Wipped off the map by the volcanic eruption most fatal to date, Saint-Pierre never recovered his last power. Gradually rebuilt and cleared its ashes, the old economic capital of the French West Indies is today, a modest commune of less than 5000 inhabitants. The life runs out there peacefully, in the medium of pilot vestiges at the same time, of the richness disappeared from "Small Paris of the Antilles", and the violence of the catastrophe.
It is in Saint-Pierre that the first colonists are established in 1635. The city will be used as starting point with the conquest of the island. Quickly, it extends. The trade of the cane sugar is flourishing, that of african slaves too. Its free port attracts ships and rich traders of all the nations. The stopover is known of all the Caribbean one for its merry animation.

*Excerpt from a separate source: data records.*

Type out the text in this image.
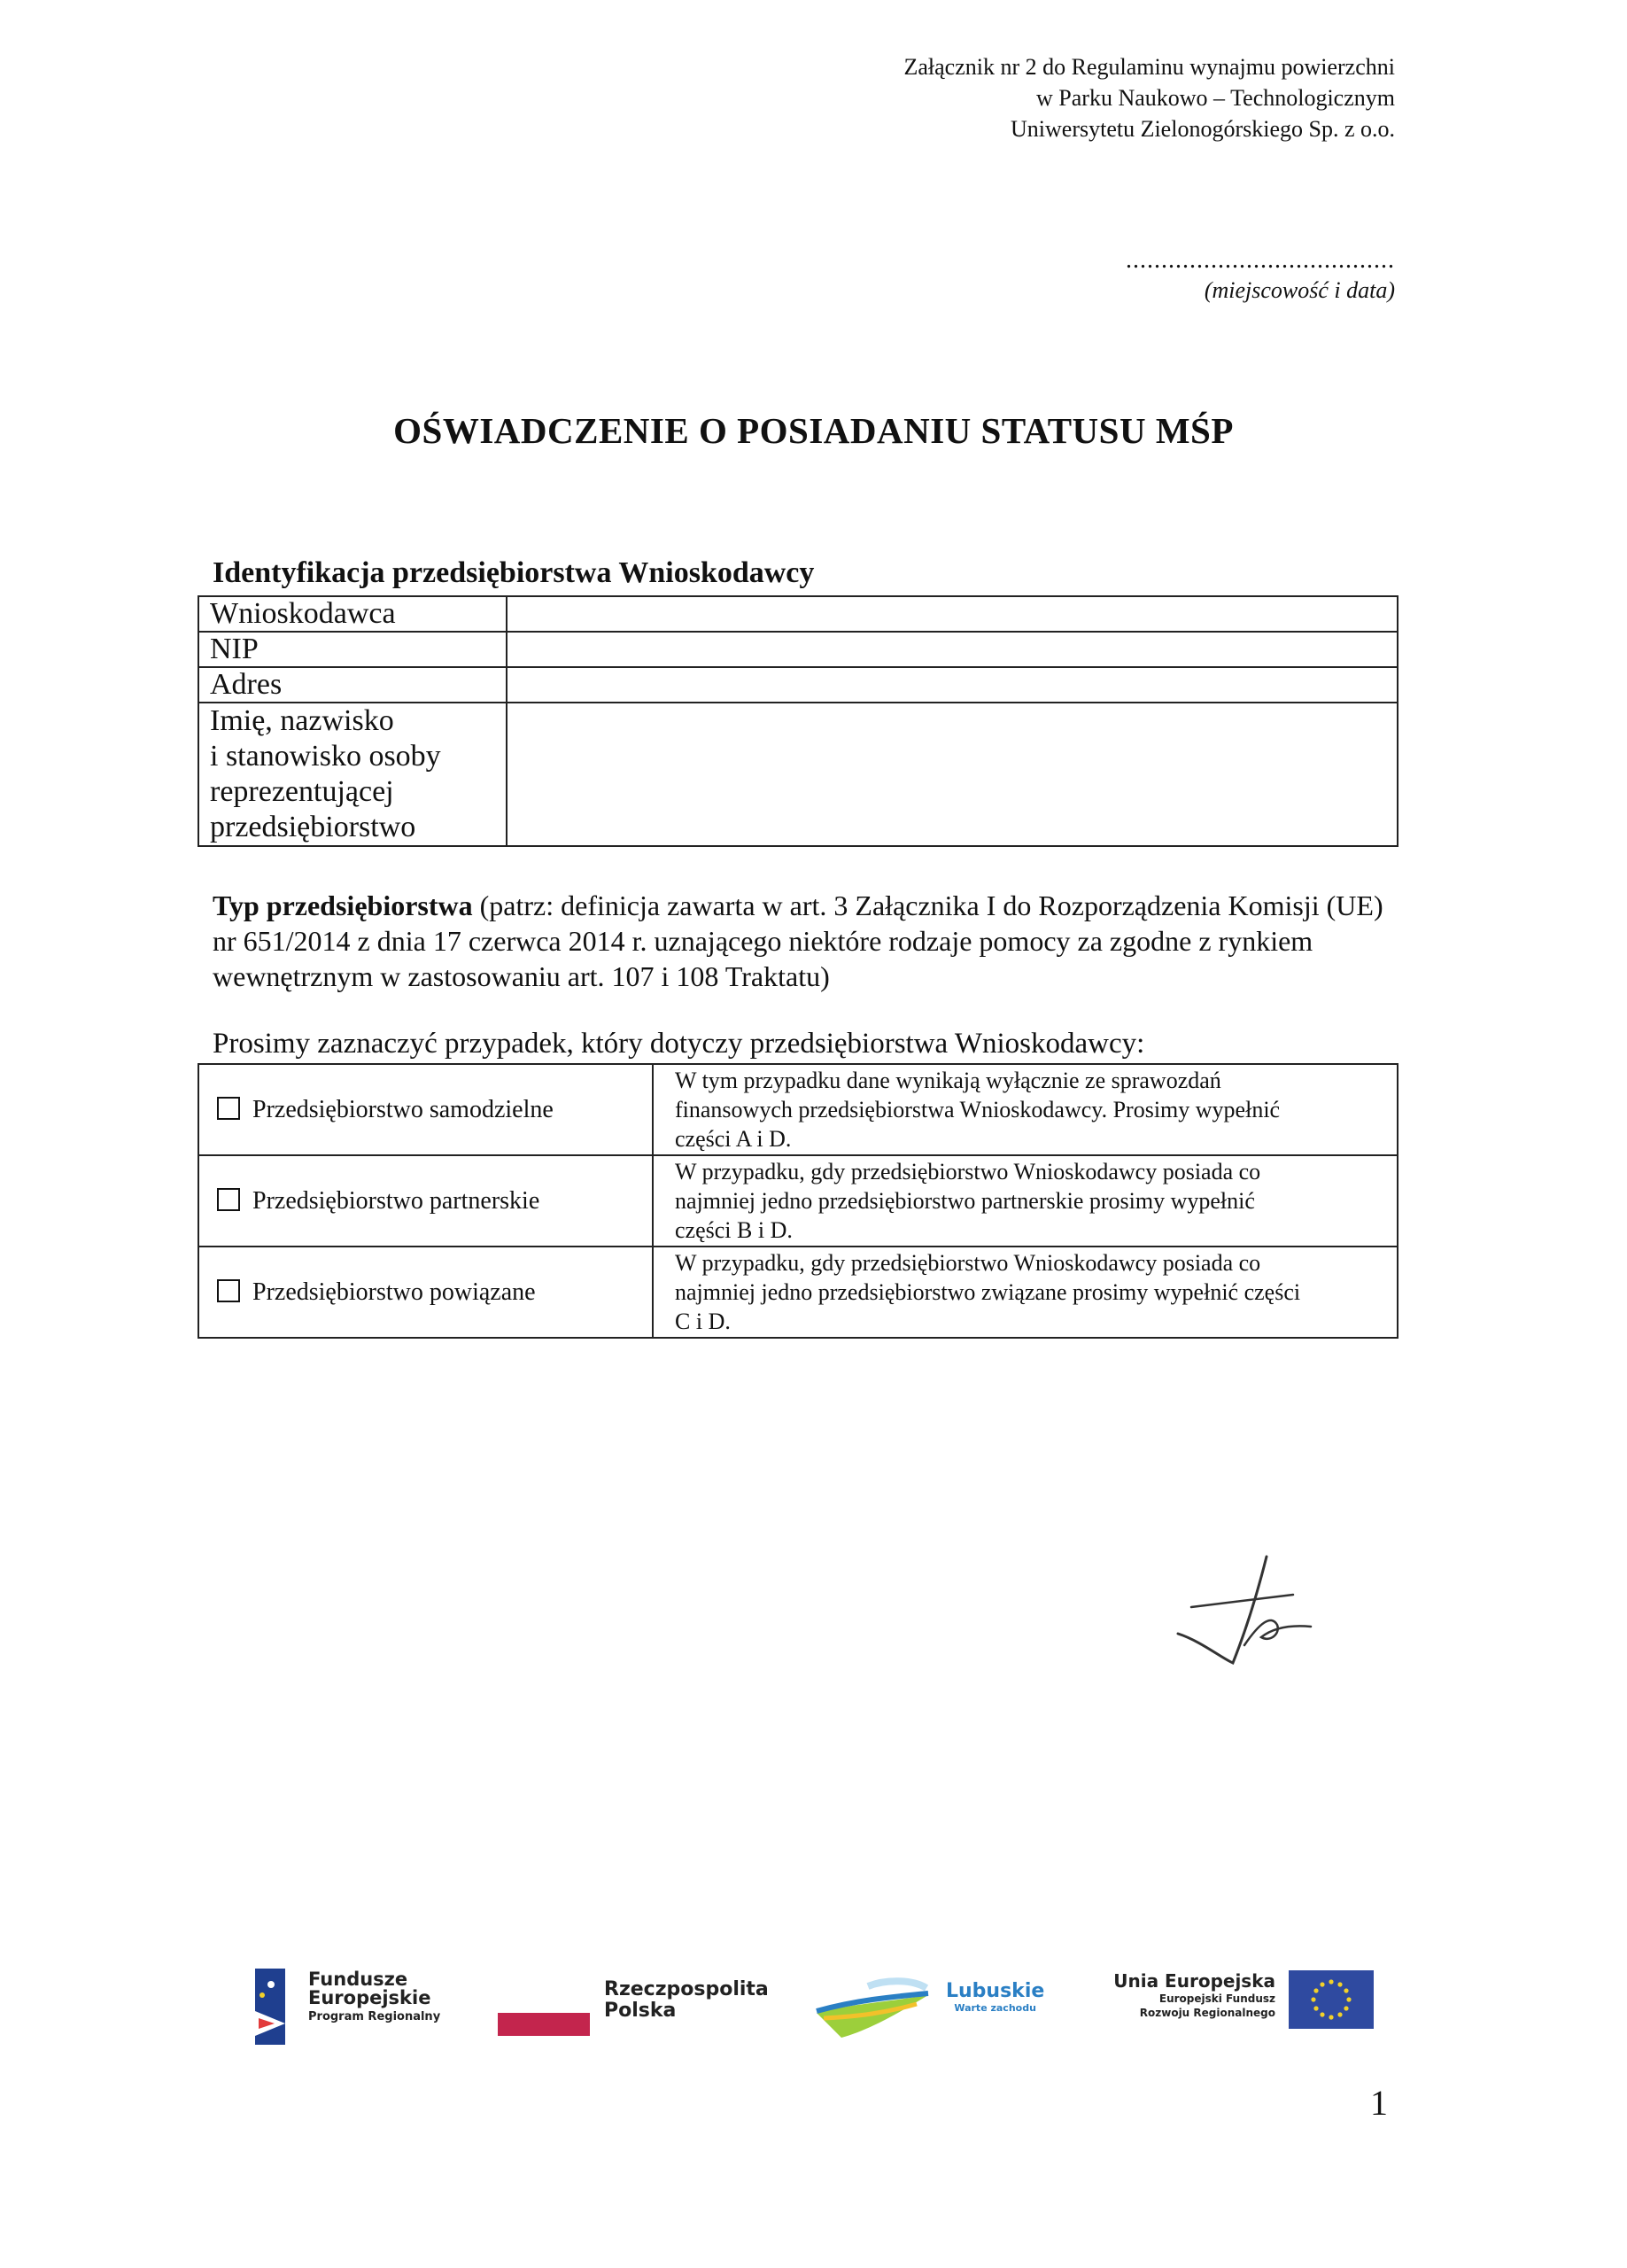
Załącznik nr 2 do Regulaminu wynajmu powierzchni
w Parku Naukowo – Technologicznym
Uniwersytetu Zielonogórskiego Sp. z o.o.
......................................
(miejscowość i data)
OŚWIADCZENIE O POSIADANIU STATUSU MŚP
Identyfikacja przedsiębiorstwa Wnioskodawcy
Wnioskodawca	
NIP	
Adres	

Imię, nazwisko
i stanowisko osoby
reprezentującej
przedsiębiorstwo	

Typ przedsiębiorstwa (patrz: definicja zawarta w art. 3 Załącznika I do Rozporządzenia Komisji (UE) nr 651/2014 z dnia 17 czerwca 2014 r. uznającego niektóre rodzaje pomocy za zgodne z rynkiem wewnętrznym w zastosowaniu art. 107 i 108 Traktatu)
Prosimy zaznaczyć przypadek, który dotyczy przedsiębiorstwa Wnioskodawcy:
Przedsiębiorstwo samodzielne	W tym przypadku dane wynikają wyłącznie ze sprawozdań
finansowych przedsiębiorstwa Wnioskodawcy. Prosimy wypełnić
części A i D.

Przedsiębiorstwo partnerskie	W przypadku, gdy przedsiębiorstwo Wnioskodawcy posiada co
najmniej jedno przedsiębiorstwo partnerskie prosimy wypełnić
części B i D.

Przedsiębiorstwo powiązane	W przypadku, gdy przedsiębiorstwo Wnioskodawcy posiada co
najmniej jedno przedsiębiorstwo związane prosimy wypełnić części
C i D.
Fundusze
Europejskie
Program Regionalny
Rzeczpospolita
Polska
Lubuskie
Warte zachodu
Unia Europejska
Europejski Fundusz
Rozwoju Regionalnego
1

Nothing in the past of Mount-Pelé let predict such a dramatic eruption. Few volcanic phenomena observed before, did not convince the inhabitants of the importance of the danger. However, May 8, 1902, the crater explodes. In a few seconds, a volcanic cloud shaves any trace of life on 60km2. 30000 people perish.
Today, Saint-Pierre offers to the visitors walks full with charm and emotion. The ruins of the districts of the center and the fort with the frontages still upright of the commercial firms, the staircase of the theatre, the church, the colonial house and the street Monte-au-Ciel are worth a visit.